James macht seinen Job um Geld zu verdienen, ja nicht nachdenken, denn dann müsste er auch in die Zukunft schauen und nicht nur zurück. Seine Mutter ist depressiv und sein Vater hat alles für sie aufgegeben, dafür hat er wenig Verständnis und gibt ihm die Schuld an seinem Schicksal als Mobbingopfer in der Schule."
Die beiden waren mal enge Freunde aber dann....
Als ich den Klappentext gelesen habe, dachte ich an "E-Mail für dich" und erwartete eine spritzige Geschichte mit und über Bücher.

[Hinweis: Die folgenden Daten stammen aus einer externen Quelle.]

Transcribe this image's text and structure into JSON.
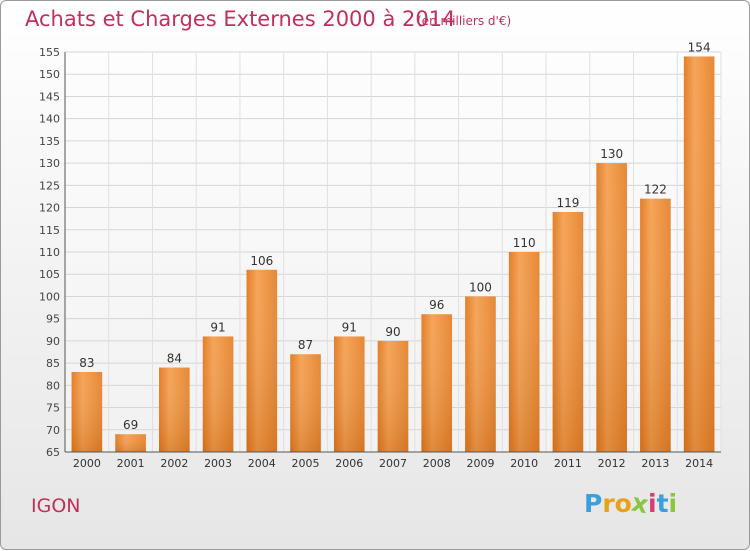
{
  "header": {
    "title": "Achats et Charges Externes 2000 à 2014",
    "subtitle": "(en milliers d'€)"
  },
  "footer": {
    "place": "IGON",
    "brand_letters": [
      "P",
      "r",
      "o",
      "x",
      "i",
      "t",
      "i"
    ],
    "brand_colors": [
      "#3aa0dc",
      "#e8a21a",
      "#e8a21a",
      "#8cc63f",
      "#d93a7a",
      "#3aa0dc",
      "#8cc63f"
    ]
  },
  "chart_data": {
    "type": "bar",
    "title": "Achats et Charges Externes 2000 à 2014",
    "subtitle": "(en milliers d'€)",
    "xlabel": "",
    "ylabel": "",
    "categories": [
      "2000",
      "2001",
      "2002",
      "2003",
      "2004",
      "2005",
      "2006",
      "2007",
      "2008",
      "2009",
      "2010",
      "2011",
      "2012",
      "2013",
      "2014"
    ],
    "values": [
      83,
      69,
      84,
      91,
      106,
      87,
      91,
      90,
      96,
      100,
      110,
      119,
      130,
      122,
      154
    ],
    "ylim": [
      65,
      155
    ],
    "yticks": [
      65,
      70,
      75,
      80,
      85,
      90,
      95,
      100,
      105,
      110,
      115,
      120,
      125,
      130,
      135,
      140,
      145,
      150,
      155
    ],
    "grid": true,
    "bar_color": "#f0963c"
  }
}
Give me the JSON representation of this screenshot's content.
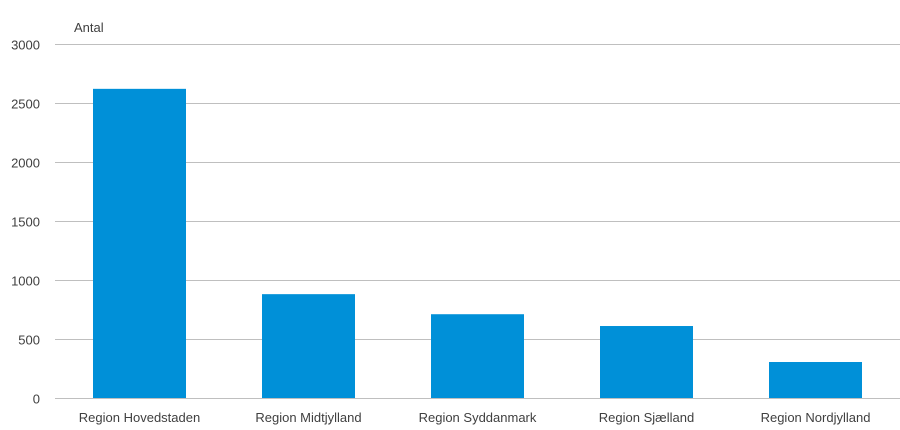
{
  "chart_data": {
    "type": "bar",
    "ylabel": "Antal",
    "xlabel": "",
    "categories": [
      "Region Hovedstaden",
      "Region Midtjylland",
      "Region Syddanmark",
      "Region Sjælland",
      "Region Nordjylland"
    ],
    "values": [
      2620,
      880,
      710,
      610,
      305
    ],
    "ylim": [
      0,
      3000
    ],
    "yticks": [
      0,
      500,
      1000,
      1500,
      2000,
      2500,
      3000
    ],
    "grid": true,
    "legend": "none",
    "colors": {
      "bar": "#0090d8"
    }
  }
}
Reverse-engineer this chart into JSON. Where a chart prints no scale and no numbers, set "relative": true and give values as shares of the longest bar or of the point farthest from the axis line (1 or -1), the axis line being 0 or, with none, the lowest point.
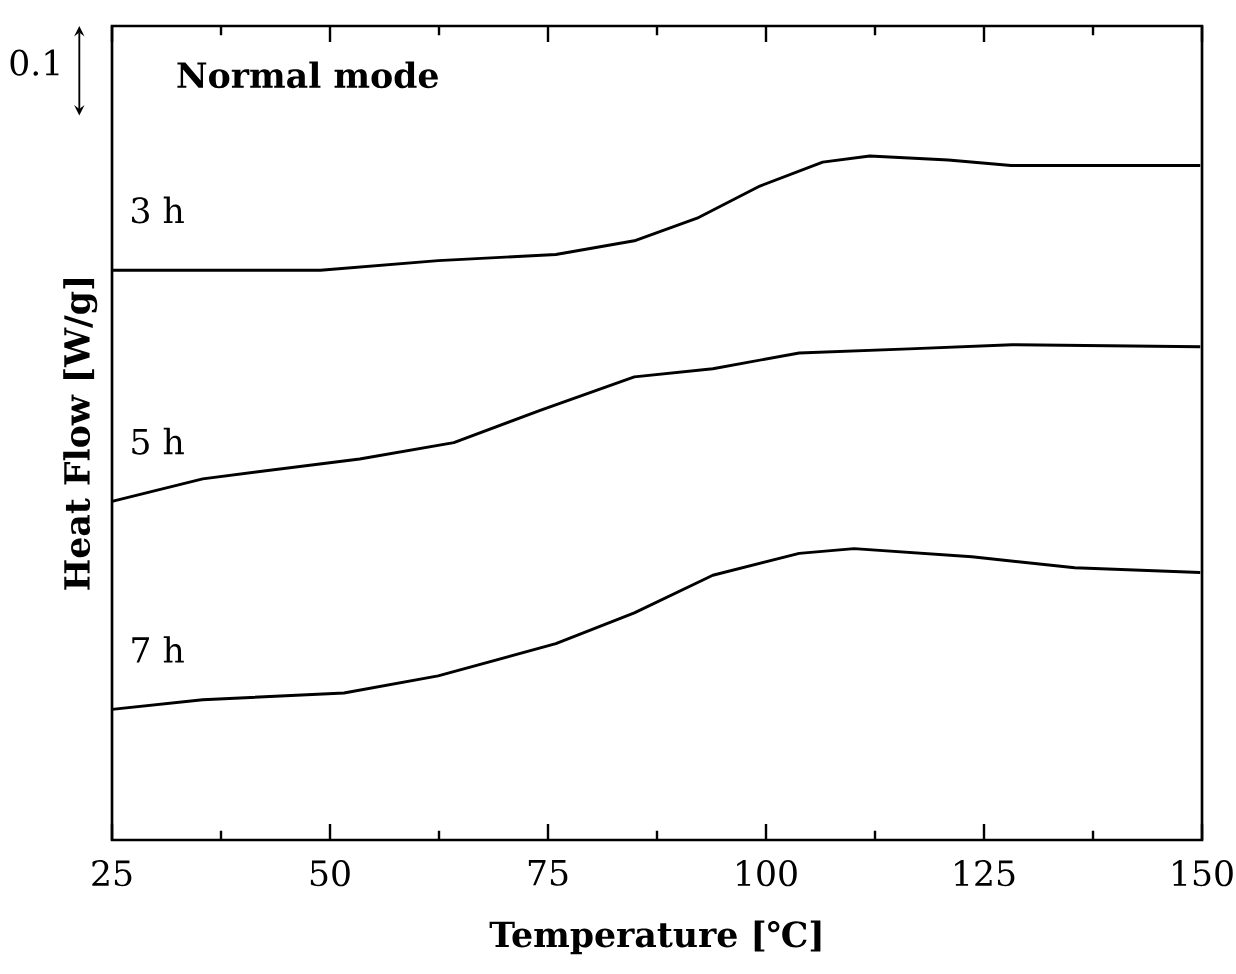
{
  "chart_data": {
    "type": "line",
    "relative": true,
    "xlabel": "Temperature [℃]",
    "ylabel": "Heat Flow [W/g]",
    "annotations": [
      "Normal mode",
      "0.1"
    ],
    "xlim": [
      25,
      150
    ],
    "xticks": [
      25,
      50,
      75,
      100,
      125,
      150
    ],
    "grid": false,
    "marker": "none",
    "line_style": "solid",
    "series": [
      {
        "name": "3 h",
        "color": "#000000",
        "x": [
          25,
          48.9,
          62.4,
          75.9,
          84.9,
          92.1,
          99.3,
          106.5,
          111.9,
          120.9,
          128.1,
          149.8
        ],
        "values": [
          0.833,
          0.833,
          0.847,
          0.856,
          0.876,
          0.909,
          0.956,
          0.991,
          1,
          0.994,
          0.986,
          0.986
        ]
      },
      {
        "name": "5 h",
        "color": "#000000",
        "x": [
          25,
          35.4,
          53.4,
          64.2,
          74.1,
          84.9,
          93.9,
          103.8,
          116.4,
          128.2,
          149.8
        ],
        "values": [
          0.495,
          0.528,
          0.557,
          0.581,
          0.628,
          0.677,
          0.689,
          0.712,
          0.718,
          0.724,
          0.721
        ]
      },
      {
        "name": "7 h",
        "color": "#000000",
        "x": [
          25,
          35.4,
          51.6,
          62.4,
          75.9,
          84.9,
          93.9,
          103.8,
          110.1,
          123.6,
          135.4,
          149.8
        ],
        "values": [
          0.191,
          0.205,
          0.215,
          0.24,
          0.287,
          0.332,
          0.387,
          0.419,
          0.426,
          0.414,
          0.398,
          0.391
        ]
      }
    ]
  }
}
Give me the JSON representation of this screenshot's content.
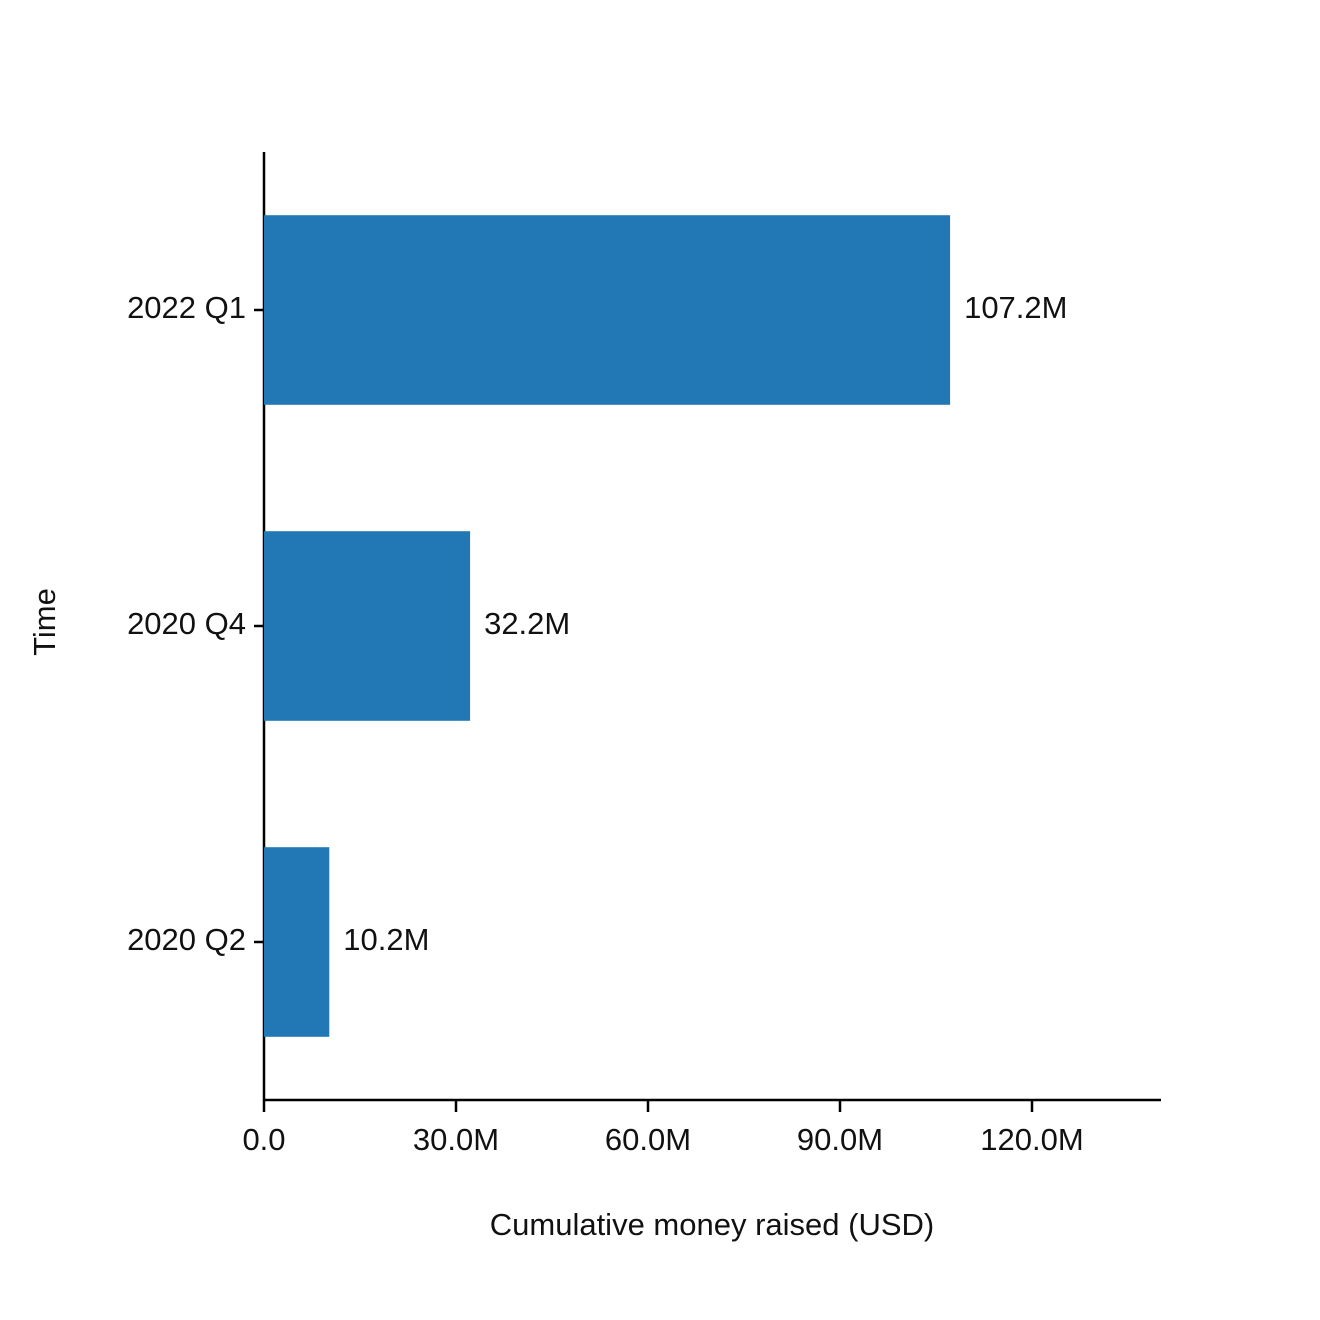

Leider wurden die Klassiker nur erwähnt und die Kommentare dazu, kann man teilweise nur verstehen wenn man das entsprechenden Bücher - Wer die Nachtigall stört - Jane Austens Werke - Charles Dickens -selber gelesen hat.
Dazu kommen die schweren Probleme wie brutales Mobbing, manische Depressionen, Queere Menschen, Krebs und Zukunftsängste.
Die Mischung hat nicht funktioniert.
Die beiden wirkten so in Selbstmitleid versunken, das ich sie am liebsten geschüttelt hätte, kommt mal in die Puschen oder bei Erin gesagt: Das hätte Bonnie nicht gewollt und bei James: Dein Vater ist toll und das ist große Liebe, schlimm das du Probleme hattest aber steh jetzt darüber und leg los.
Durch diese Nebenschauplätze ging der Teil mit den Klassikern aus dem Bücherschrank und den Kritzeleien zu den Zitaten unter. Schade.